Oh, man. At this point, you might think that it couldn't get much worse, but it does! Robinson put the employee inclusion issue in a representation letter, Buono asked him to remove it. Robinson complied.

I'll wrap up soon, I swear. But you're gonna love this next part. When GT staff requested the covenant calculation that ALC sent to Ventas, they were given the "occupancy recon" that excluded the employees added to keep them in compliance:

A Grant Thornton engagement team member emailed the materials to the Engagement Manager and wrote:  “The excel document [sent to Ventas] is exactly what we receive [in the occupancy recons], except they exclude the tab where they add employees (as we had kind of expected)” (emphasis added).  The Engagement Manager responded to the email by writing that “I just don’t know how comfortable I am with this.” the Engagement Manager wrote that she called Buono to seek an explanation, but left a voicemail when Buono did not answer.  The engagement team member then forwarded the Engagement Manager’s email to a junior team member, but not the Engagement Manager, writing:  “I wish I could be on this call . . .”  The junior engagement team member responded: “Holly s---.” 

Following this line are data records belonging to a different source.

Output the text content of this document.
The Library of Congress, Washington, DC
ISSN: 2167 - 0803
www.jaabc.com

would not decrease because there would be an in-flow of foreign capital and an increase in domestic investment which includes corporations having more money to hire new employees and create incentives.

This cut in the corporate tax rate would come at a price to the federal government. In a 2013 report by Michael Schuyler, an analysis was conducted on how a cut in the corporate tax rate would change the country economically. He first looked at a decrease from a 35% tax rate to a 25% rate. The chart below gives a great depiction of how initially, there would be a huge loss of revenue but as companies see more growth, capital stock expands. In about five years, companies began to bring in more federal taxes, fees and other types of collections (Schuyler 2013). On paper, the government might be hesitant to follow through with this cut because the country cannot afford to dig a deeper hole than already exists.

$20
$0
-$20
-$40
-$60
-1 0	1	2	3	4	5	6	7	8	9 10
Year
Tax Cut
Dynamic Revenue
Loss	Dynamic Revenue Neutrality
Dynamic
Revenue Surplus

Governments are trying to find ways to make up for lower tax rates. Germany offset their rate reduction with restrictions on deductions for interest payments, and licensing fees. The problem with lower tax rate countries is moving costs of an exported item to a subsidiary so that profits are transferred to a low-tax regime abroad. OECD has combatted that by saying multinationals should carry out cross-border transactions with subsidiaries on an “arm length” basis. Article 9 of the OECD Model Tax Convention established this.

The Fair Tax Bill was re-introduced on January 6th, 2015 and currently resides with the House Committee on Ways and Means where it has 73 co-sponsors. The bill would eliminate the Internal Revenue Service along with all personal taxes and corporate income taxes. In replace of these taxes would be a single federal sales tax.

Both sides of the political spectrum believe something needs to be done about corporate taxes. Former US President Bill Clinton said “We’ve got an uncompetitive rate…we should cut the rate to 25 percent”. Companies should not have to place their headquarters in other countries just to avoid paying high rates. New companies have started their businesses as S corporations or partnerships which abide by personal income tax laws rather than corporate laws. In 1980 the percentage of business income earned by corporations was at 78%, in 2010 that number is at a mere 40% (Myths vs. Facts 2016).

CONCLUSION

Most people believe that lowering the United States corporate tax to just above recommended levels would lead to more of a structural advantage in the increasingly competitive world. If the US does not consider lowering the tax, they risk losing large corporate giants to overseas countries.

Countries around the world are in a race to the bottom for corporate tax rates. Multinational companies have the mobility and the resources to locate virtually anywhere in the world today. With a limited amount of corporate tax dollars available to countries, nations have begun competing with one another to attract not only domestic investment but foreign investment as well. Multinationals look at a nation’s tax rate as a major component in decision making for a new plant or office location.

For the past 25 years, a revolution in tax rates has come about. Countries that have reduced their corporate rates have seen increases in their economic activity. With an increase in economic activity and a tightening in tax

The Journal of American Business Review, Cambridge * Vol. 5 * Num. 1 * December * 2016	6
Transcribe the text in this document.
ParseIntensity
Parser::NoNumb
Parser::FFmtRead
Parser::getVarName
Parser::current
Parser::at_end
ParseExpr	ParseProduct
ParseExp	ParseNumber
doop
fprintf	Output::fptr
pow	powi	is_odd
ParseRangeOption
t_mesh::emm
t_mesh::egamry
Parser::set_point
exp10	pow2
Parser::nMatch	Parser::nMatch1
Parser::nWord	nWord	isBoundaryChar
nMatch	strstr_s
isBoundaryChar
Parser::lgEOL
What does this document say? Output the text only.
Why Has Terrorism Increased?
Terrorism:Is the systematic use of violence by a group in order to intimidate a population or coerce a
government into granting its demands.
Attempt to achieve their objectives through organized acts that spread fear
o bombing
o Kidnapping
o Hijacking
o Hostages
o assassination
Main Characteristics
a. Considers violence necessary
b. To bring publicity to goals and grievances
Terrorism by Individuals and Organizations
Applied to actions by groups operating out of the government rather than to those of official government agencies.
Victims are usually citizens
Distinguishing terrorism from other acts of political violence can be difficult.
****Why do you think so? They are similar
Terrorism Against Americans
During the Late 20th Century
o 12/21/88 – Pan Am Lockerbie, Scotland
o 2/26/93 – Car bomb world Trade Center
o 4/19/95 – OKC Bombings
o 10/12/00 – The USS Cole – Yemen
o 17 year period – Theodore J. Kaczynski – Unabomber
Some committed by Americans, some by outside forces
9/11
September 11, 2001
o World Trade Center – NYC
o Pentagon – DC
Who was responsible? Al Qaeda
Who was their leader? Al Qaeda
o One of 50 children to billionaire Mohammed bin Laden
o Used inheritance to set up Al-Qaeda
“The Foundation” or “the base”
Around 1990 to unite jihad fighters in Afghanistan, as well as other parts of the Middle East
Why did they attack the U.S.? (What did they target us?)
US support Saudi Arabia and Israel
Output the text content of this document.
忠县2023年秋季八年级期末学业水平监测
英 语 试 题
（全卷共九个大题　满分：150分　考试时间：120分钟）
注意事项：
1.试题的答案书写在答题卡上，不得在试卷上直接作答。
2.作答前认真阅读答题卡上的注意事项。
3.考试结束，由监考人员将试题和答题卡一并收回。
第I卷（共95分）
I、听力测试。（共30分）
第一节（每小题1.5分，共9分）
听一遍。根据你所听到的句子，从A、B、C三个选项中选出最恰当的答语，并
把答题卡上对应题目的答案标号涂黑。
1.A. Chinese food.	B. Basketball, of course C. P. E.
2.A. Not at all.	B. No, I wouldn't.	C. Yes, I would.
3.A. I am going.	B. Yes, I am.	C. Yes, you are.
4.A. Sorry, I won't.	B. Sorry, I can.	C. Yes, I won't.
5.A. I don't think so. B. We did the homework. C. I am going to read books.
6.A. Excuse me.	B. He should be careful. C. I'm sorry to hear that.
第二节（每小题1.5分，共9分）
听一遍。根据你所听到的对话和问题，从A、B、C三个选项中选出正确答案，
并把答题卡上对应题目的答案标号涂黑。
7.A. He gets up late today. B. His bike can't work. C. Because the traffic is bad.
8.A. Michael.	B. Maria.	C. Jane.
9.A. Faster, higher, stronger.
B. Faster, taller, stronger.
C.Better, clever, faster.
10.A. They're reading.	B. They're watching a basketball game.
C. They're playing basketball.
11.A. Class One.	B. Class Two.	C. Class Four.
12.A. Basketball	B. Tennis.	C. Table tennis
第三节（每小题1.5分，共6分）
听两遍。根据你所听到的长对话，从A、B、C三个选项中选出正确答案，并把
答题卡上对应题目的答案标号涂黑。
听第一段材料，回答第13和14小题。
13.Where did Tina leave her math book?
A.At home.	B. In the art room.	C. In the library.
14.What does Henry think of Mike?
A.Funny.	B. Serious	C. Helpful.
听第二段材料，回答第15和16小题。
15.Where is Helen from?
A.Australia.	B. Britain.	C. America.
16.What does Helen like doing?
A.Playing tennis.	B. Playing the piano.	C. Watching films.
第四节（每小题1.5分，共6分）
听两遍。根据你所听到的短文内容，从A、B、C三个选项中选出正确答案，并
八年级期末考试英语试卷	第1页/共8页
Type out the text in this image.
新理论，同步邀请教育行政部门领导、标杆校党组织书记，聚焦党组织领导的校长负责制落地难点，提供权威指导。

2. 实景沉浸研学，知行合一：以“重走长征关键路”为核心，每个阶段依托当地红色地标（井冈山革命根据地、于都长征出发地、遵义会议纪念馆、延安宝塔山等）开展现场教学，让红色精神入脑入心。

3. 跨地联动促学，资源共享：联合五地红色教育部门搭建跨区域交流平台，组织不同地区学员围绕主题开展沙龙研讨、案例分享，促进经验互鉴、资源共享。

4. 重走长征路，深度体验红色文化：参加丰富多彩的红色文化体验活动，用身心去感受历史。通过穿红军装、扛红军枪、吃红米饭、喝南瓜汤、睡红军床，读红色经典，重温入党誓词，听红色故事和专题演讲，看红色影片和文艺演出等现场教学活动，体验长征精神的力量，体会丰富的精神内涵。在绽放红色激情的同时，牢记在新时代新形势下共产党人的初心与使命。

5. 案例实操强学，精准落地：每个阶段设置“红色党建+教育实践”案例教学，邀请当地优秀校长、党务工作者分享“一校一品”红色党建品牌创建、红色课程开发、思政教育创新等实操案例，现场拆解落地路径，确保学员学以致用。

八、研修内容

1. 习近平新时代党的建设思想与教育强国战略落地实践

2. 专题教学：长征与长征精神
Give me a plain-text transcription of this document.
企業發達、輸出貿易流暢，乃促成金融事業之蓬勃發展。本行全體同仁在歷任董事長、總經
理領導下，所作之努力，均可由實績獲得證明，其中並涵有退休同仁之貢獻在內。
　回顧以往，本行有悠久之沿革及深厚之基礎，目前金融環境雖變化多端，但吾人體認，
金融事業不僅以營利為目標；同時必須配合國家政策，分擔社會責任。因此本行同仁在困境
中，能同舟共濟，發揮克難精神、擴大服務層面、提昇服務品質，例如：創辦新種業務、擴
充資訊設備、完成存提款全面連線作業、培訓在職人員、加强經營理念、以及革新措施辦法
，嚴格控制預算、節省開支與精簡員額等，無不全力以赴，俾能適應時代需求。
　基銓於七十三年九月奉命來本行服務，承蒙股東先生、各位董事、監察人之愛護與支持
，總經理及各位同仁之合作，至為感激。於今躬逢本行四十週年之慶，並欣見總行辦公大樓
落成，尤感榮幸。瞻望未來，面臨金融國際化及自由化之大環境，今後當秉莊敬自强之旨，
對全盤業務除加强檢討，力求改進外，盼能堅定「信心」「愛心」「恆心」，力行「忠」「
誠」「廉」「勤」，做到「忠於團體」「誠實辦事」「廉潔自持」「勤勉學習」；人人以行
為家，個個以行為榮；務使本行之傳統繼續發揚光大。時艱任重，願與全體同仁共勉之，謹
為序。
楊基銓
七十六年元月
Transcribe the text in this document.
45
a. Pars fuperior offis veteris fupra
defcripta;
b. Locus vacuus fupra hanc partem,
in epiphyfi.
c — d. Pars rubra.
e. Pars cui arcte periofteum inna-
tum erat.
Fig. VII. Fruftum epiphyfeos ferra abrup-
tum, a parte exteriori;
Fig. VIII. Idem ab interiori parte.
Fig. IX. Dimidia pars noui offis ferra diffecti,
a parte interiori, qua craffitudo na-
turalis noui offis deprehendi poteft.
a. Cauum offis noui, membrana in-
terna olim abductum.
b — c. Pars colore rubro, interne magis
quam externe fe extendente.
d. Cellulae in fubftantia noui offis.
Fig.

Holly shit indeed! Don't you love how the SEC preserves the typos?

In early 2012, Ventas started revoking ALC's licenses and in May a whistleblower finally came forward stating that "employees included in the covenant calculations were not performing any services at the Ventas facilities or even leaving ALC headquarters." There was an investigation by a law firm and GT stayed on until ALC was purchased by TPG in 2013 and the relationship was terminated.

So! That's all pretty atrocious auditing. What did we learn? Well, I think it could be argued that Koeppel's poor track record was relevant to investors in both ALC and Broadwind. However, as it stands, no one outside of Grant Thornton's national professional standards group probably knew that her audits were so bad. I mean, four restatements in two years seems like a lot and GT may have acted in a timely fashion, but that's all internal policy and I assume they have no duty to notify their clients or anyone else about those partners' performance.  A new PCAOB rule on audit partner disclosure is forthcoming, but depending what those disclosures include, the past performance of an audit partner may not be fully known.

According to the SEC Order, Koeppel is still with Grant Thornton as a managing director outside of the audit practice. In a statement to Reuters, GT said, "We are pleased to have these several years-old matters resolved and we maintain a strong commitment to continually improving the quality of our work."